From The Tribunal July 4th 1918

This is a further update in a series of extracts from the No Conscription Fellowship’s journal, published in the UK between March 1916 and November 1918
For other extracts go to:

The following letter received in June from a C.O. in prison, shows that Fenner Brockway is not alone in his attitude towards prison rules:

“For some time past I have been thinking about my attitude here in prison and there has been an inward voice within me urging me to take some stand against this deplorable system of punishment and coercion. This voice I must frankly admit I have avoided, and I have made excuses for not obeying its call. I have not cared to give up my books and letters and visits. Then again I have said to myself, ‘You must preserve your health for future work when you are released, for there will undoubtedly be a great call for your service when that time comes. Also you owe a debt to parents to support them and you must study them as well as your own attitude.’

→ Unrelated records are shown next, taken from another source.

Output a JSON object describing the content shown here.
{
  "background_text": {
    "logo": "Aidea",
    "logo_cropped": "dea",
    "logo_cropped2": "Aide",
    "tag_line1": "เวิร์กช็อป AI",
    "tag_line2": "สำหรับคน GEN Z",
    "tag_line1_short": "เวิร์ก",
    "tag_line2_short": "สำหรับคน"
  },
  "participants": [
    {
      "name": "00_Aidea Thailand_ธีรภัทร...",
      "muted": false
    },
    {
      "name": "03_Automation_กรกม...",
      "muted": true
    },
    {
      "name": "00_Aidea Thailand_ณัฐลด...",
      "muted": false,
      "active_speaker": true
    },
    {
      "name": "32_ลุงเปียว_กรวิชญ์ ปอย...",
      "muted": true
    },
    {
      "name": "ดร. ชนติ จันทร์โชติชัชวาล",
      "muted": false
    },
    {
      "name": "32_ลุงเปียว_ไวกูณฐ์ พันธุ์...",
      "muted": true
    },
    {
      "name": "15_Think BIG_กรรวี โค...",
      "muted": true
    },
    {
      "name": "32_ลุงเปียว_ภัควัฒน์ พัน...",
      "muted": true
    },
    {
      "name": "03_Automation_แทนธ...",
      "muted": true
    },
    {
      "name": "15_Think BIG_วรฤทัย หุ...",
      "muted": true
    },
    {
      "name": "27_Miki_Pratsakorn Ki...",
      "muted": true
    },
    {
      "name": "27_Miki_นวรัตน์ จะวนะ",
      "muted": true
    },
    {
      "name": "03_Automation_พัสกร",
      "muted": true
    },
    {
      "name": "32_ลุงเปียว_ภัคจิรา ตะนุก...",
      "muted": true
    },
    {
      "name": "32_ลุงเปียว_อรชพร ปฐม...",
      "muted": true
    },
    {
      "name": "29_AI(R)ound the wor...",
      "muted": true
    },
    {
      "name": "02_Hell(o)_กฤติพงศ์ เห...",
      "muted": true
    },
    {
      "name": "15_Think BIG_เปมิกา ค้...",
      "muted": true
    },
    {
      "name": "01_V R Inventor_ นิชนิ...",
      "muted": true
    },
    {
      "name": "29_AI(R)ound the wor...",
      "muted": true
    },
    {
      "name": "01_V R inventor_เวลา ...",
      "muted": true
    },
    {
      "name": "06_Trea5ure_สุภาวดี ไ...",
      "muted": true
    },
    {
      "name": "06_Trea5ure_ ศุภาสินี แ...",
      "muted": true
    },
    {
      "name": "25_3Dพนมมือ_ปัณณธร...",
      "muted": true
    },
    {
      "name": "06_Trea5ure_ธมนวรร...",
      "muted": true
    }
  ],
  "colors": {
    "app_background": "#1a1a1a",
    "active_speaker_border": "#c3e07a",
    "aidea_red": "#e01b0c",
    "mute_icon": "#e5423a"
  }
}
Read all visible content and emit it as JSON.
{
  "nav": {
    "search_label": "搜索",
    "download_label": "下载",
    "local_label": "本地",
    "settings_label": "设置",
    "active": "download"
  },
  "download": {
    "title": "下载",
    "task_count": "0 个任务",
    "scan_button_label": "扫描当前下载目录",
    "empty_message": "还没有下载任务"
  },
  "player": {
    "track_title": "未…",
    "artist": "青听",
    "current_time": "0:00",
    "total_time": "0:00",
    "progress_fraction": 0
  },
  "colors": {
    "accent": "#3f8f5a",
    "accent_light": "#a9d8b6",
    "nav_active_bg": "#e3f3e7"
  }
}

But I can no longer avoid my inward promptings, and I therefore feel compelled to make a greater stand against the prison system for the following reasons:-

  1. 1. That we are without doubt being illegally punished.
  2. 2. That imprisonment is part of the military regime, and a very vital part, and that although we have proved that we cannot be made soldiers, yet we have not opposed that part of the military machine (prison), the fear of which coerces thousands to continue soldiering.
  3. 3. That by obeying rules and working we are acquiescing in our punishment.
  4. 4. That we are being kept in prison to intimidate men who are likely to resist the Military Service Acts.
  5. 5. That the prison system is based on FEAR, and that to prove that no man can force us to do a certain thing by punishment and threatening would be setting a much needed example to our fellow men.
  6. 6. That prison rules impose conditions that are cruel and immoral, and that we break them on the sly whenever we can. This means we are forced into deceit and some get punished for what we all do, because they are less fortunate than others.
  7. 7. That I should do that which I consider to be right without fearing the consequences/

For these reason I can no longer work in prison, nor obey those rules which I consider to be wrong.”